Così Milan, emozionato come non mai sul podio, con proprio davanti a lui in tribuna i genitori Elena e Flavio (ex corridore, che gli ha passato il Dna del campione, la mamma tutto il resto) e la fidanzata Samira, ha salvato l’onore del ciclismo italiano, ridotto a 8 uomini alla fine della Grande Boucle e che senza Jonathan, che ha ridato agli azzurri un successo di tappa atteso sei anni, ha raccolto davvero pochino.
A 24 anni il friulano, residenza a Montecarlo, 2,4 milioni di stipendio dalla sua Lidl Trek, in linea con le ruote veloci più forti del lotto, ormai è una star.

Ma oltre ai watt di potenza in cui eccelle (oltre 2 mila, una specie di moto) in pista e su strada, sprintando ogni giorno ai traguardi volanti per la maglia verde e resistendo su Pirenei e Alpi, terrificanti per gli scalatori figurarsi per un ragazzone da 88 kg, il friulano ha dimostrato tenacia da vendere. Ci aggrappiamo a lui, a Filippo Ganna, sfortunato alla Boucle perché caduto e ritirato alla prima tappa o, in prospettiva, al baby Giulio Pellizzari per la classifica generale, per il futuro. Sono lì a difendere il ponte. Attendono rinforzi. A naso, a breve ne arriveranno pochi.
La pioggia di Montmartre
L’ultima tappa era tra le più attese e discusse. Il circuito dei Campi Elisi, sacrario dei velocisti, era stato sfregiato dai tre (spettacolari per carità) passaggi sulla collina di Montmartre. Con la pioggia e quel pavè pericolosissimi. E infatti la pioggia è arrivata puntuale alle 19 della sera. Gli organizzatori l’avevano prevista e avevano neutralizzato la tappa prima del circuito finale. Inutile rischiare. Ma il re sloveno mica si è tirato indietro. Infischiandosene dei pericoli dell’acqua, si è rimesso in modalità classiche del nord. E s’è divertito a correre un mini-Giro delle Fiandre, aprendo il gas in ognuno dei tre passaggi sulla salita e portandosi dietro specialisti come Wout Van Aert e Matteo Jorgenson (Visma) o l’altro sloveno Matej Mohoric (Bahrain) e la bravissima coppia di azzurri Matteo Trentin (Tudor) e Davide Ballerini (Astana). Troppo duro il circuito finale come previsto per i velocisti, re Jonathan compreso. Ultima salita sotto il Sacro Cuore, 6 km dalla fione, Jorgenson prepara il terreno al violentissimo attacco di Van Aert, fuoriclasse che punta a questa tappa da tutto il Tour. Si arrende Re Tadde. Il belga Vince sui Campi Elisi la decima tappa al Tour. Con grande merito. Bravo Ballerini, secondo.
Il dominatore
Il rispetto con cui Pogi ha corso anche l’ultima tappa, rischiando di farsi male, dà l’idea dello spessore del campione. Lo sloveno voleva vincere anche a Parigi. Ma ha dominato la corsa, battagliando nei primi giorni al nord con cacciatori di tappe come Mathieu Van der Poel, aprendo la forbice sui rivali, specialmente Jonas Vingegaard (Visma), che da un anno preparava la rivincita del 2024, nella crono di Caen, dominando sull’Hautacam e controllando, si fa per dire, fino a Parigi. Nessuno dei big l’ha staccato di un centimetro in salita. Ha finito stanco? Non scherziamo, ma l’avete visto ieri? Vingegaard ha chiuso a 4’24”, un abisso.

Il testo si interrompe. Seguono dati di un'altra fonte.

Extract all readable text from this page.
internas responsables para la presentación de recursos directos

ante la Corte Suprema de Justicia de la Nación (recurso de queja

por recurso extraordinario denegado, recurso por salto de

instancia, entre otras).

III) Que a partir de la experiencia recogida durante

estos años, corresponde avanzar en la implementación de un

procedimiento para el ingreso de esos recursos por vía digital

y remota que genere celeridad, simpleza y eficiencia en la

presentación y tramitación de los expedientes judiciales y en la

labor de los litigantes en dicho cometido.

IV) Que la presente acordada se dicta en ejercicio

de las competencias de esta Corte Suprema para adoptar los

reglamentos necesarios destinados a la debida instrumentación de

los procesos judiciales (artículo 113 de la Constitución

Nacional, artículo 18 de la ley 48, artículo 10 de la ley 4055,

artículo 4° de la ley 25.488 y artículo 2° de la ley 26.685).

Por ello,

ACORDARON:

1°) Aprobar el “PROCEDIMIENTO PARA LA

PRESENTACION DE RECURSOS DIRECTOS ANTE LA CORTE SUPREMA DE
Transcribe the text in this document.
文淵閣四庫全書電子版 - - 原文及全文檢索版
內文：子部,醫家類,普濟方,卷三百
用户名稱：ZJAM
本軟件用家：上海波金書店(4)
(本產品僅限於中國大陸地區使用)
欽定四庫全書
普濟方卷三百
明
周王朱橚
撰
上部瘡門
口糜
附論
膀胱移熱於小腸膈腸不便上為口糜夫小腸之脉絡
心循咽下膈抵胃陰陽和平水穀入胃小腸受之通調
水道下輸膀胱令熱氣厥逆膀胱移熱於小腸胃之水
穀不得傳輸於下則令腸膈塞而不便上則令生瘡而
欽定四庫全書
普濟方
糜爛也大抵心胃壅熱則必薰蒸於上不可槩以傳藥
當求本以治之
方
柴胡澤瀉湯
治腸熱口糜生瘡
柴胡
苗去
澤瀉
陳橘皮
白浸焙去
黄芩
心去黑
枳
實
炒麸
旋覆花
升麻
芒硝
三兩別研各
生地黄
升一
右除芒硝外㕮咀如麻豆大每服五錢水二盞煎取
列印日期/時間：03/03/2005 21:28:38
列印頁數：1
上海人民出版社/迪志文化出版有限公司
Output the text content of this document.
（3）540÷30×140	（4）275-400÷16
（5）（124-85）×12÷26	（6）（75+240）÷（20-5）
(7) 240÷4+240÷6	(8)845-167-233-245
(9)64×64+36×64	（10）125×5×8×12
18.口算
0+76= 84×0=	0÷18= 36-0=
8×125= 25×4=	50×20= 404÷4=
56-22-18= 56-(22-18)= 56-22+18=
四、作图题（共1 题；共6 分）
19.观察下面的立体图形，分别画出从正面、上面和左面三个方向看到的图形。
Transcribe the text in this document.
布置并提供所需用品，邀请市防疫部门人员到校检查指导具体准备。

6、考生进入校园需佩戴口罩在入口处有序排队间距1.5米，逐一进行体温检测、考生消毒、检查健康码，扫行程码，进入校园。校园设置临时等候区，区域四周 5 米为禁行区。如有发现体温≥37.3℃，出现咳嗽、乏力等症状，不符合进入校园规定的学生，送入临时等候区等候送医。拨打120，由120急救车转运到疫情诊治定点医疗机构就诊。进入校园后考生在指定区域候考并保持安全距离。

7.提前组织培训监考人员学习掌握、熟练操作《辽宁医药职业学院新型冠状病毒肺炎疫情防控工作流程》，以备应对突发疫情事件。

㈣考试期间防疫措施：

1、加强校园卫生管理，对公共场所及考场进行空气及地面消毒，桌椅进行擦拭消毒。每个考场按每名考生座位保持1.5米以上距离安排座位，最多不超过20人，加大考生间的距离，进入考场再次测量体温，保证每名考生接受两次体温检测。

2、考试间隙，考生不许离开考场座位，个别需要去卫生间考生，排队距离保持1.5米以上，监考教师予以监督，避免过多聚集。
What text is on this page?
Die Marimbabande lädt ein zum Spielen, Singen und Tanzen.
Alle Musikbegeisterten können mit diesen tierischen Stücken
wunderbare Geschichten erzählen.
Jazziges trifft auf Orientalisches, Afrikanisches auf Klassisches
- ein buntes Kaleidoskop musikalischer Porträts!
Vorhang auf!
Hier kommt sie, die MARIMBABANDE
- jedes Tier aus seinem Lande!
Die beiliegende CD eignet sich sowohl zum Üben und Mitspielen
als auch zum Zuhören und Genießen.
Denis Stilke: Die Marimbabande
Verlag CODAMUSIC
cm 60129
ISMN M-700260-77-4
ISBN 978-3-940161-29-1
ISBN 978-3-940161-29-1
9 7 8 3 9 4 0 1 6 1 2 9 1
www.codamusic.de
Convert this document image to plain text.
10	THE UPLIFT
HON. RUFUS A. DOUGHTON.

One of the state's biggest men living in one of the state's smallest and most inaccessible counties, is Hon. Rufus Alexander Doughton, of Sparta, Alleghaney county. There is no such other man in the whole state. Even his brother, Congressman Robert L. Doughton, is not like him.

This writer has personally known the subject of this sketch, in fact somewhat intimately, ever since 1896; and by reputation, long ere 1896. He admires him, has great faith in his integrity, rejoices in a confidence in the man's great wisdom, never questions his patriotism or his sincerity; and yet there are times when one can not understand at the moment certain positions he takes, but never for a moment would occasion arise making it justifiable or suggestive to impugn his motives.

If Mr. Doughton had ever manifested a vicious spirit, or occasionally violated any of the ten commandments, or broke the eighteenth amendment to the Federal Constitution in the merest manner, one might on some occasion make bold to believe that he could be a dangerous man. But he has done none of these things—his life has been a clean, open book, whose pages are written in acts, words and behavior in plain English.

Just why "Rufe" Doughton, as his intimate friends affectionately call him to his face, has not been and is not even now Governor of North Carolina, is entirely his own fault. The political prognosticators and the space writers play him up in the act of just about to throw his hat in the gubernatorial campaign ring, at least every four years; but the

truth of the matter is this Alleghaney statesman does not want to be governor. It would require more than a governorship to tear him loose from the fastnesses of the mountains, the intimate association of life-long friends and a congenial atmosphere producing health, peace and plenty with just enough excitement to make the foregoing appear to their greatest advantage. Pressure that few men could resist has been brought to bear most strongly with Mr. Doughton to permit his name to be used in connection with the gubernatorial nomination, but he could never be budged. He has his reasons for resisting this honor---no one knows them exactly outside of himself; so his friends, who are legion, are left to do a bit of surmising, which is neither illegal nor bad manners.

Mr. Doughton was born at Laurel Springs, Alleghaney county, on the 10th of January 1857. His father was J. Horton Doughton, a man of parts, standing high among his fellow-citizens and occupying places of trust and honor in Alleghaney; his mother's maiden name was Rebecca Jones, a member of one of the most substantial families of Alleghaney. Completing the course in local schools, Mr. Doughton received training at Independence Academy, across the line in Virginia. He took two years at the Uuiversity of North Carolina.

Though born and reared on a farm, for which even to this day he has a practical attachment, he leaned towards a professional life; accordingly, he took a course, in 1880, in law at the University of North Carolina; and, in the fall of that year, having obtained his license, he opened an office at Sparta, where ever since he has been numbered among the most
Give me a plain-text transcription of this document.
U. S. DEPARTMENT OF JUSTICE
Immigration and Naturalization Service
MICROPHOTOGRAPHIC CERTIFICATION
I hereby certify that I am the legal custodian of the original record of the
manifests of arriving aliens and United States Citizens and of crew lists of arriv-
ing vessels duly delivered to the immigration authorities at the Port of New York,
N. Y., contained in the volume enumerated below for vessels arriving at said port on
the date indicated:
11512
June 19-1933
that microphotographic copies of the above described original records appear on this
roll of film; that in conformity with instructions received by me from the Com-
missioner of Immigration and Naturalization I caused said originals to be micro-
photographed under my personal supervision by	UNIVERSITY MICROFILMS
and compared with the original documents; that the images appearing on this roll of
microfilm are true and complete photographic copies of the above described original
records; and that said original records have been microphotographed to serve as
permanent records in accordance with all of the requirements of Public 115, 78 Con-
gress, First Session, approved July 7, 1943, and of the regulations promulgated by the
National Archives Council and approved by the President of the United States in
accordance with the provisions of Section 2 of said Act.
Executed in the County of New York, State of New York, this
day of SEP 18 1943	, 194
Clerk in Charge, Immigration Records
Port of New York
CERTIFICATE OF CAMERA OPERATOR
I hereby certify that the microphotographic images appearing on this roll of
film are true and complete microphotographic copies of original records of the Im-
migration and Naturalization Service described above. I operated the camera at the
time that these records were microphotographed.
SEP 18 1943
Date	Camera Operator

Ah, il 26enne sloveno, tra l’altro quest’anno ha anche vinto un paio di corsette. Tra l’altro Strade Bianche, Fiandre, Freccia, Liegi, Delfinato, è arrivato secondo alla Parigi Roubaix e all’Amstel e terzo a Sanremo. Meno cannibalesco? Sempre più extraterrestre. Alla Merckx. Di più? Lasciamo ogni marziano alla sua epoca e son tutti felici.
Entro un paio di giorni deciderà se andare, come previsto, alla Vuelta. Ritroverà Vingegaard. Per l’aria che tira nelle ultime due stagioni, auguri al danese.